Das zweite Semester ist eine Spezialisierungsphase. Der Trainee übernimmt erste Verantwortungen im Verkauf und wird von Mentoren im Job begleitet und auch gerne als Assistent zu Spezialprojekten hinzugezogen. Die zu absolvierenden Trainings sind schon sehr anspruchsvoll. Ohne Intensivtraining „Reifenspezialist“, zu absolvieren im Bridgestone European Education Center in Rom, läuft nichts. Ein Managementtraining „Zeit- und Gebietsplanung“ steht ebenso auf der Agenda wie ein umfassendes Verkaufstraining.

Im dritten Semester geht es darum, den Mitarbeiter Berufserfahrung sammeln zu lassen. Zu diesem Zweck soll ihm Verantwortung für einen definierten Kundenkreis übertragen werden. Und auch jetzt laufen die Trainings weiter wie Techniktraining, Business-Development-Training und last, but not least Präsentationstraining bis nach 18 Monaten die Stunde der Wahrheit folgt: Die Entscheidung darüber, ob der Kandidat von Bridgestone übernommen wird oder auf eine große Karriere außerhalb des japanischen Konzerns setzen muss.

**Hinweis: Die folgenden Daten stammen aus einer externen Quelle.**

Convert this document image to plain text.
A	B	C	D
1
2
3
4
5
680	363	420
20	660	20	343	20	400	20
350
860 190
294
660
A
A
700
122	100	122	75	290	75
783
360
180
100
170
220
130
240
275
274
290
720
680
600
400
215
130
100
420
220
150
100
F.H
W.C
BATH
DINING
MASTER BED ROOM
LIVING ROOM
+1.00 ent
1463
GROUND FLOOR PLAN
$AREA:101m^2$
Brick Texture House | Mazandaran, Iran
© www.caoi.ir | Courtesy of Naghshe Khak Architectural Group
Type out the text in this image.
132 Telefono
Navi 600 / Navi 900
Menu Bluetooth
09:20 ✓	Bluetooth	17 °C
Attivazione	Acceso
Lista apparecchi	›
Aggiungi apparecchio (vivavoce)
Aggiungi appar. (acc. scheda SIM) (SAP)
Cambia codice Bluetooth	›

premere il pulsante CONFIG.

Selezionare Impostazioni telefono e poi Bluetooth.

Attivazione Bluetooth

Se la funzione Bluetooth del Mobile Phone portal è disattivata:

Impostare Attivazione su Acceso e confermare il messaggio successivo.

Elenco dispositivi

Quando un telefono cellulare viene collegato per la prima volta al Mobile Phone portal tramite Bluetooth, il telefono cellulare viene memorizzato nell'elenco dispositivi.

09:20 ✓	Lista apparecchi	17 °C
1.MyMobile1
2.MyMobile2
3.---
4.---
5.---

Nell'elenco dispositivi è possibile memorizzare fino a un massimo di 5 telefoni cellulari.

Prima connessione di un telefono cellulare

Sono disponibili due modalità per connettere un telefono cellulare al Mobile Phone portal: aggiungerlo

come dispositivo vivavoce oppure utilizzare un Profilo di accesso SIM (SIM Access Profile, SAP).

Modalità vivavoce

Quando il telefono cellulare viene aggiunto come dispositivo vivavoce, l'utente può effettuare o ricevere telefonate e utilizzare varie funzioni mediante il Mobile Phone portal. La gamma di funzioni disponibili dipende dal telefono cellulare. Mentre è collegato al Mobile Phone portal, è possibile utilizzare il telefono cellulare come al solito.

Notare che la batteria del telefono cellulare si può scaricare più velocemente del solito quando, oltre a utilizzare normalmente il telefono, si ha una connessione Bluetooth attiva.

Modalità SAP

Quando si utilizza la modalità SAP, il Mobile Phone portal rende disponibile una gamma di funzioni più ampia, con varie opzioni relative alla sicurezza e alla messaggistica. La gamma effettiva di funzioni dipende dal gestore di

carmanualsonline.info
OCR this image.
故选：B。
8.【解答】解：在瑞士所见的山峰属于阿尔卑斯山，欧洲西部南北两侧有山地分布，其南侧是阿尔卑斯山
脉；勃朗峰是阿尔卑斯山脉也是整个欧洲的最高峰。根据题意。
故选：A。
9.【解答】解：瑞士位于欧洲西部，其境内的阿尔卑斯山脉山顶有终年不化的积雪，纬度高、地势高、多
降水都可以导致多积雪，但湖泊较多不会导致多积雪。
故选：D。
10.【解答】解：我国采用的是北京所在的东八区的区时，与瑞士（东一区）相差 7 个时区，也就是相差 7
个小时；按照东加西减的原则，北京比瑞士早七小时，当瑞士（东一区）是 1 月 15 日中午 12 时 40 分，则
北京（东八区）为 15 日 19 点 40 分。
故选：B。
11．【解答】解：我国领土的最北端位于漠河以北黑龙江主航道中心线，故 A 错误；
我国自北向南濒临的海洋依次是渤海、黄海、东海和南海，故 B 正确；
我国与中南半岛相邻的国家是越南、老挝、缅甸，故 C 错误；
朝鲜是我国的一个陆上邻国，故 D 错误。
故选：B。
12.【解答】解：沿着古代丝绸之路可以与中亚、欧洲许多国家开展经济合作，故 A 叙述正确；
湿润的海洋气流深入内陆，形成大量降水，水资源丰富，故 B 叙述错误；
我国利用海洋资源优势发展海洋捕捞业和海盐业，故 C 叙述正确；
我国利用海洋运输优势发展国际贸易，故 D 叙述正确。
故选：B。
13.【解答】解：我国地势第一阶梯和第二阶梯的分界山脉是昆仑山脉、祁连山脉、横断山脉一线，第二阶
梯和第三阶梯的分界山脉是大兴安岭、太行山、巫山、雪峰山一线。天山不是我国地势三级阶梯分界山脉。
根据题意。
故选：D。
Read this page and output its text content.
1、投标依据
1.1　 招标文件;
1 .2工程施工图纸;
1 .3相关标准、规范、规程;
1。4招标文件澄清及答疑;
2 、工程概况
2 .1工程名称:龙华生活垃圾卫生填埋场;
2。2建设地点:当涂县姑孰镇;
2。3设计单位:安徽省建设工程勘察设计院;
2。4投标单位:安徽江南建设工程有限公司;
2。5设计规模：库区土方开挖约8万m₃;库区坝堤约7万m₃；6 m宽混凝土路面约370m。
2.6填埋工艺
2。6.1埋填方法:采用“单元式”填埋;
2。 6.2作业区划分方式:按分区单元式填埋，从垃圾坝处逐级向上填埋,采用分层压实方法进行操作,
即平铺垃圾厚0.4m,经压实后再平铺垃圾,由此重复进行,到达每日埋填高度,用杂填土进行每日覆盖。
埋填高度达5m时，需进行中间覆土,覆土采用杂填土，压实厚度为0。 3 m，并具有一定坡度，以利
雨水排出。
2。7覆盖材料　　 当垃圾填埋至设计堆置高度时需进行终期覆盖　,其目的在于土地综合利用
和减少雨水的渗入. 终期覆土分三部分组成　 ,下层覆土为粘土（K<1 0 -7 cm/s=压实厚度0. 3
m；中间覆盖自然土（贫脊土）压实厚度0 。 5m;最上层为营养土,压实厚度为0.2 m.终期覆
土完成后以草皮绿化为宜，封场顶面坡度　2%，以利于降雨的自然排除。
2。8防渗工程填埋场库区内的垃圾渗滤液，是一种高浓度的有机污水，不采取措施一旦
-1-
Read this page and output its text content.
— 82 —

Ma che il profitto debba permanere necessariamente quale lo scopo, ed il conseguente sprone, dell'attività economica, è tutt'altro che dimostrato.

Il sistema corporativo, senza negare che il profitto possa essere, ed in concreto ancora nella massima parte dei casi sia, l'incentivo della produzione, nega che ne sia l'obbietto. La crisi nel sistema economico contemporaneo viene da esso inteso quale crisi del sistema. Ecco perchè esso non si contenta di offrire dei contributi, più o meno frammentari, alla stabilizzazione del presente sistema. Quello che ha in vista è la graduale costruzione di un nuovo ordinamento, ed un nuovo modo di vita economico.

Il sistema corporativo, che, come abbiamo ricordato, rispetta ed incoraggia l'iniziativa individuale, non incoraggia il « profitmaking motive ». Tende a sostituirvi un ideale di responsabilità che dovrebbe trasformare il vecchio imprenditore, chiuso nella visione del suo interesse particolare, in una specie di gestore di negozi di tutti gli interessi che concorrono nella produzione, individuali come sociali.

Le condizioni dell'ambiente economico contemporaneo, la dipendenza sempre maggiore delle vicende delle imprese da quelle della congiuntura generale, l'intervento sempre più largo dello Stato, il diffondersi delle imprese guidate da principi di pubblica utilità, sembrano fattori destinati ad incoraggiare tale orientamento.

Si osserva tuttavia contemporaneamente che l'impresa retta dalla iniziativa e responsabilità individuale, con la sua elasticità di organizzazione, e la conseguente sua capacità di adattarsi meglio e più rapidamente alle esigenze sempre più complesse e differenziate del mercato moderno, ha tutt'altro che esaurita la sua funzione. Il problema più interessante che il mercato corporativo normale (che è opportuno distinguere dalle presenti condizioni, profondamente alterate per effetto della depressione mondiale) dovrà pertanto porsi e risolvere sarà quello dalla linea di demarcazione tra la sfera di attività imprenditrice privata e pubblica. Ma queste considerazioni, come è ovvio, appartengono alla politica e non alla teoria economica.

Alle beschriebenen Maßnahmen verraten natürlich die lange Sicht und die weit vorausschauende Planung eines Großkonzerns. Die besten Leute bekommt man nicht so einfach. Die besten Leute findet man auch nicht immer nur an den Universitäten, und nicht jeder mit Prädikatsexamen kann als geeignet angesehen werden und auch zum Unternehmen passen. Traineeprogramme dieser Art leisten aber sehr mittelfristig und erst recht langfristig einen gewaltigen Beitrag dazu, ein Unternehmen wirklich gut führen zu können. Die besten Mitarbeiter hat man meist dann, wenn man sie selbst ausgebildet und über Jahre immer weiter trainiert hat. Eine Unternehmenskultur kann man nicht nur auf ein Stück Papier schreiben, man muss sie leben und vorleben und all diejenigen, die neu in ein Unternehmen kommen, müssen die Chance bekommen, die Kultur kennen zu lernen, sich mit ihr zu infizieren, um sich letztlich damit voll und ganz zu identifizieren. Je öfter dies gelingt, umso besser für ein Unternehmen.

Das, was in Bad Homburg derzeit beginnt, wird sich in der Bilanz nicht allzu schnell niederschlagen, aber es ist wohl mit der wesentlichste Beitrag, den ein vorausschauendes Management leisten kann. Und je besser diese Programme sind, je konsequenter sie verfolgt werden, umso schwieriger wird es langfristig für Seiteneinsteiger werden.